Whether you're considered dependent or independent is key to completing the FAFSA

Here's how dependency status affects completing the Free Application for Federal Student Aid (FAFSA):

  • Dependent students. Both the student and the student's parent(s) must provide financial information on the FAFSA.

  • Independent. Only the student's information is required to complete the FAFSA.

    • Married. The student will need his or her spouse information to complete the FAFSA.

Determining dependency

For the 2017-18 school year, a student is considered independent only if he or she can answer "yes" to any one of the following questions. If the student answers "yes," he or she needs only to complete the student sections of the FAFSA.

  • Were you born before January 1, 1994?

  • As of today, are you married? (Also answer "Yes" if you are separated but not divorced.)

  • At the beginning of the 2017-2018 school year, will you be working on a master's or doctorate program (such as an MA, MBA, MD, JD, PhD, EdD, graduate certificate, etc.)?

  • Are you currently serving on active duty in the U.S. Armed Forces for purposes other than training?

  • Are you a veteran of the U.S. Armed Forces?

  • Do you have children, or will you have children, who will receive more than half of their support from you between July 1, 2017 and June 30, 2018?

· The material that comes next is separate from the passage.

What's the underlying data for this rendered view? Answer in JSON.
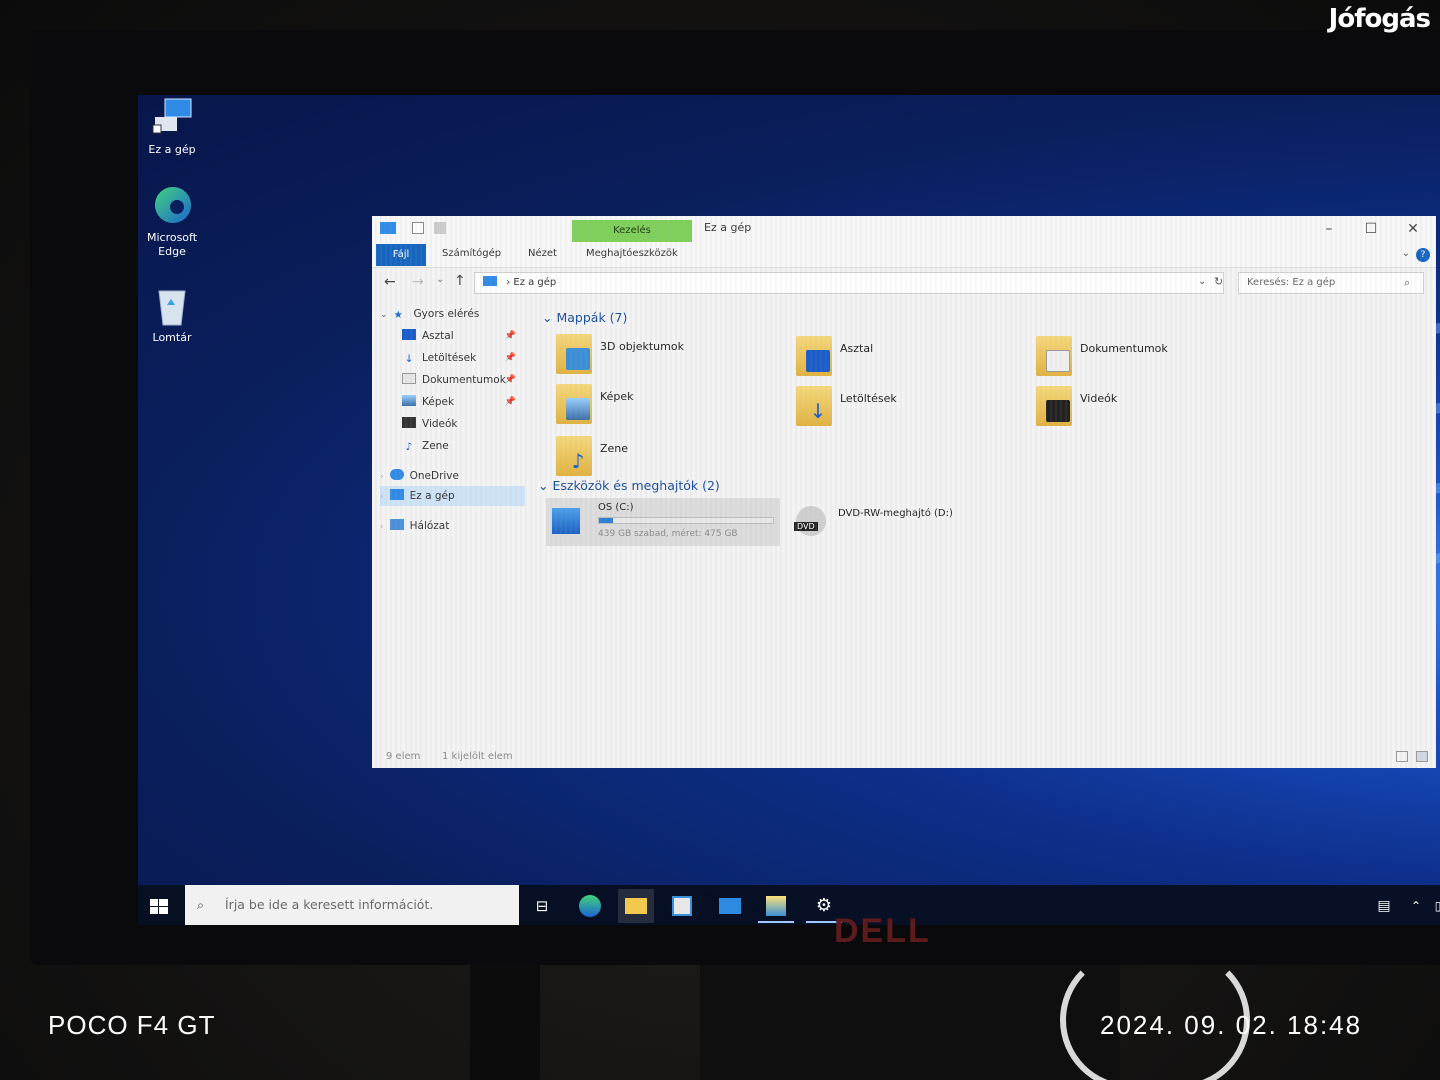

  • Do you have dependents (other than your children or spouse) who live with you and who receive more than half of their support from you, now and through June 30, 2018?

  • At any time since you turned age 13, were both your parents deceased, were you in foster care or were you a dependent or ward of the court?

  • Are you or were you an emancipated minor as determined by a court in your state of legal residence?

  • Does someone other than your parent or stepparent have legal guardian At any time on or after July 1, 2016, did your high school or school district homeless liaison determine that you were an unaccompanied youth who was homeless or were self-supporting and at risk of being homeless?

  • At any time on or after July 1, 2016, did the director of an emergency shelter or transitional housing program funded by the U.S. Department of Housing and Urban Development determine that you were an unaccompanied youth who was homeless or were self-supporting and at risk of being homeless?

  • At any time on or after July 1, 2016, did the director of a runaway or homeless youth basic center or transitional living program determine that you were an unaccompanied youth who was homeless or were self-supporting and at risk of being homeless?

Exceptions

For non-federal funds, such as institutional aid, some schools may require independent students to provide parental information on the FAFSA. An independent student may also need to provide parental data for certain federal programs administered by the U.S. Department of Health and Human Services.

*The Internal Revenue Service (IRS) and Department of Education rules for determining dependency are different. The student and family should be prepared to provide supporting documentation.